Aside from the extended 5th wave scenario, the analyst laid out other projections for Bitcoin. The $95,000 price level has been met as a target for a relief rally with Bitcoin’s latest breakout. However, surpassing this level is going to be important in maintaining bullish momentum.

The next targets outlined by the analyst include a potential double top forming around $109,000 and a bullish Fibonacci extension move toward $128,000, corresponding to the 1.414 Fibonacci level. Above that, a continued rally could push BTC toward the 1.618 Fibonacci extension near $173,000, although this upper target is more of an optimistic long-term projection at the peak of the extended 5th wave.

Despite the impressive surge in price, momentum indicators are offering a more cautious backdrop. The Relative Strength Index (RSI) on the weekly timeframe exhibits a pattern of lower highs, which may indicate a bearish divergence.

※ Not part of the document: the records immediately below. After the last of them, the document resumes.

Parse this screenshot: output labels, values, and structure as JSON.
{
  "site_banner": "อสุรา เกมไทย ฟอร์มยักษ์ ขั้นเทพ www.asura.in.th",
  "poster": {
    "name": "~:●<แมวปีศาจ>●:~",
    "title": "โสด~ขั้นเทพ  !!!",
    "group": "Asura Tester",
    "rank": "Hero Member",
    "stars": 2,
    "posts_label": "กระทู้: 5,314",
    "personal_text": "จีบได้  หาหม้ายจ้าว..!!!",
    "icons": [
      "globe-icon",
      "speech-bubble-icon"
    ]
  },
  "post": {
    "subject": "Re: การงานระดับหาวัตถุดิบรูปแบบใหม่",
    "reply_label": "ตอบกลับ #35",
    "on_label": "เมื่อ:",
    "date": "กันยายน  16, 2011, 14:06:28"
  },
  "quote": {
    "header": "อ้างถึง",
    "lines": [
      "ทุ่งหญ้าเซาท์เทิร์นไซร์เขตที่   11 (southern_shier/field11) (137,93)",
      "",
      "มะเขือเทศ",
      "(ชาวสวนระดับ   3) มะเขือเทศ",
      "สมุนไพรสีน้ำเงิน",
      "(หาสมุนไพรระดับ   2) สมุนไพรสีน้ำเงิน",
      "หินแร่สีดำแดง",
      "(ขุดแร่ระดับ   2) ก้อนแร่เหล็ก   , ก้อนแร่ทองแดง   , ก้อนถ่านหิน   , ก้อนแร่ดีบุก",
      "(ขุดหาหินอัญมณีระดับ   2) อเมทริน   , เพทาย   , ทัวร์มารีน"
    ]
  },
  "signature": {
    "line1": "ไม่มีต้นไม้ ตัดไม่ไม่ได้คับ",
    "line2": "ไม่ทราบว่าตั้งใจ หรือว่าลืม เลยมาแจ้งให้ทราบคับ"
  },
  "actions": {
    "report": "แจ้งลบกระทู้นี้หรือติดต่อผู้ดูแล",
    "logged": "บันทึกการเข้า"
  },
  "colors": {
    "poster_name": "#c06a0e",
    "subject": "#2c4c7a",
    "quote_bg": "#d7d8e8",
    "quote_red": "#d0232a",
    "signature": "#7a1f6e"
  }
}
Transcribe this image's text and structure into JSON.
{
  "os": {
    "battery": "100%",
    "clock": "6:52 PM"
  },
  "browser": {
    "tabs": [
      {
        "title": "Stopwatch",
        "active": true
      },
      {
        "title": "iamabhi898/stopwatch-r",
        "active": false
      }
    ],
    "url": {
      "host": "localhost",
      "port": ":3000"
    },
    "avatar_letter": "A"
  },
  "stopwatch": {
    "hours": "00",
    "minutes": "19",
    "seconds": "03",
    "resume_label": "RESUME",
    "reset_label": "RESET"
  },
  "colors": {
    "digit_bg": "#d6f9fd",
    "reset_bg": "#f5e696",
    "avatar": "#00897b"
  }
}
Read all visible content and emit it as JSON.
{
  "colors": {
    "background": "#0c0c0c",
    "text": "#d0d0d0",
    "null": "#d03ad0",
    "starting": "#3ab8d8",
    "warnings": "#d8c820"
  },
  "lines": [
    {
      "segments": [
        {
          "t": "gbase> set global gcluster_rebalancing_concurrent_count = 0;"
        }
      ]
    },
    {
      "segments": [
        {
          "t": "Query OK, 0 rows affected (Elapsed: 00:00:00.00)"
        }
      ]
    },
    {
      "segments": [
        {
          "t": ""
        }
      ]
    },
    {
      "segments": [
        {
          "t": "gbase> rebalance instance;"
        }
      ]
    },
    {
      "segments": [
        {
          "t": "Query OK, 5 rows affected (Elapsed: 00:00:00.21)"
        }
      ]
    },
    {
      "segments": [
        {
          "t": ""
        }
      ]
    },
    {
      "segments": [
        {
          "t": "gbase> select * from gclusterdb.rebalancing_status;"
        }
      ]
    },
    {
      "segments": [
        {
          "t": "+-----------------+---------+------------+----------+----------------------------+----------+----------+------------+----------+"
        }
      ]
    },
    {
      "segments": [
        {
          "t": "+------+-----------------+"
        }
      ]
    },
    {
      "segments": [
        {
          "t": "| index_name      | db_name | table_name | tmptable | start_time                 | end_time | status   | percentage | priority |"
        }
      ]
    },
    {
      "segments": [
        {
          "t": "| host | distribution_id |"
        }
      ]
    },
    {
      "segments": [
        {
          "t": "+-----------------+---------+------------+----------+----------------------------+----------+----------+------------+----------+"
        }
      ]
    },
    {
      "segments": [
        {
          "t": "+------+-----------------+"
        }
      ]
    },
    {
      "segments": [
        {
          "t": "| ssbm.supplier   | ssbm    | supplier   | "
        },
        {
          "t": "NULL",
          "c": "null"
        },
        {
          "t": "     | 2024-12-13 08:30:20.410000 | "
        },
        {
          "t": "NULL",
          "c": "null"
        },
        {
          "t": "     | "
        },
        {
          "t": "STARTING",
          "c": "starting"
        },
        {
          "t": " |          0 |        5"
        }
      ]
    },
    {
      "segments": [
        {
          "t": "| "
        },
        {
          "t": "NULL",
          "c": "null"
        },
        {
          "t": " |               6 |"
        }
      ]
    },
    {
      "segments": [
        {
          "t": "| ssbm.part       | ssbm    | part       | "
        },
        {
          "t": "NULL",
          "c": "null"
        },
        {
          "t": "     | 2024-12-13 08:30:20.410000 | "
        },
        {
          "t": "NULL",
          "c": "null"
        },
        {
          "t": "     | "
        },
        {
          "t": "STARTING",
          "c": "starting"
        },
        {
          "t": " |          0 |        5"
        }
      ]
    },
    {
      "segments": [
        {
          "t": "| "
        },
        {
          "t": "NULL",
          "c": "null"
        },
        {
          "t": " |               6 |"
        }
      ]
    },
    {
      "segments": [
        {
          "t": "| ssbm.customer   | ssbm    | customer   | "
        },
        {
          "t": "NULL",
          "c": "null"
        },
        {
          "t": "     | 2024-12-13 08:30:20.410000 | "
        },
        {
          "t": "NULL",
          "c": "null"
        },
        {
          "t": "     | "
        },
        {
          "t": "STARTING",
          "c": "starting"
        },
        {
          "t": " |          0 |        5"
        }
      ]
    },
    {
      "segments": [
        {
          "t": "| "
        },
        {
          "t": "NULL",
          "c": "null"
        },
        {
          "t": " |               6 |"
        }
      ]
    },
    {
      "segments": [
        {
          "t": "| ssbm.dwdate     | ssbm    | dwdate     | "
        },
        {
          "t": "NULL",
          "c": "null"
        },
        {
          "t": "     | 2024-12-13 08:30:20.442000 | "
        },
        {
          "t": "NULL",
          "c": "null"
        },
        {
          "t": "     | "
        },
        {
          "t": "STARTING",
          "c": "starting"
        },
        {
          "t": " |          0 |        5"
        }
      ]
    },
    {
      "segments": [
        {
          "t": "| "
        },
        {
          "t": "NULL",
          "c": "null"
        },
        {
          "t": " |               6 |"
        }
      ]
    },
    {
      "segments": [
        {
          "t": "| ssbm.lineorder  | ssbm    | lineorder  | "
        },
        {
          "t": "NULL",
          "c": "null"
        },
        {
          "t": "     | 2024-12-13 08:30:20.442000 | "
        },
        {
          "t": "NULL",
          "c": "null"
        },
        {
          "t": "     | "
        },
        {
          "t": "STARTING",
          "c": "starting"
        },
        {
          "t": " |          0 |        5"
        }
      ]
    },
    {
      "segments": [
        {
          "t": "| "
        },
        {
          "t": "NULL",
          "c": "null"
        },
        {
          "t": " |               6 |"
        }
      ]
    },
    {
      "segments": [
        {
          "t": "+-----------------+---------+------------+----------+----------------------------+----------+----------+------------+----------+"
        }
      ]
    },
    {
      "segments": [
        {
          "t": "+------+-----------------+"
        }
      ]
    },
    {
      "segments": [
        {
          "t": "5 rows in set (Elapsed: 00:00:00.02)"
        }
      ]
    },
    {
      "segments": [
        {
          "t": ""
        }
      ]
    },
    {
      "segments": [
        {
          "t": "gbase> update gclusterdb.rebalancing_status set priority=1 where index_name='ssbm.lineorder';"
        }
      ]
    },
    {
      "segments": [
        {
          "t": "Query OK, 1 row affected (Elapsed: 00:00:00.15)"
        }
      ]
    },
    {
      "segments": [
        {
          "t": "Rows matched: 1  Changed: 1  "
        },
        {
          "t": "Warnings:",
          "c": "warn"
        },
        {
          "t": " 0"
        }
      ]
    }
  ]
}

This divergence typically signals weakening internal strength within the uptrend, even though the price is making new highs. It does not invalidate the possibility of higher prices, but it increases the likelihood of corrective phases along the way, which is typical of the extended 5th wave.

At the time of writing, BTC is trading at $94,686. On-chain data shows an impending supply squeeze due to the ongoing wave of Bitcoin outflows from crypto exchanges.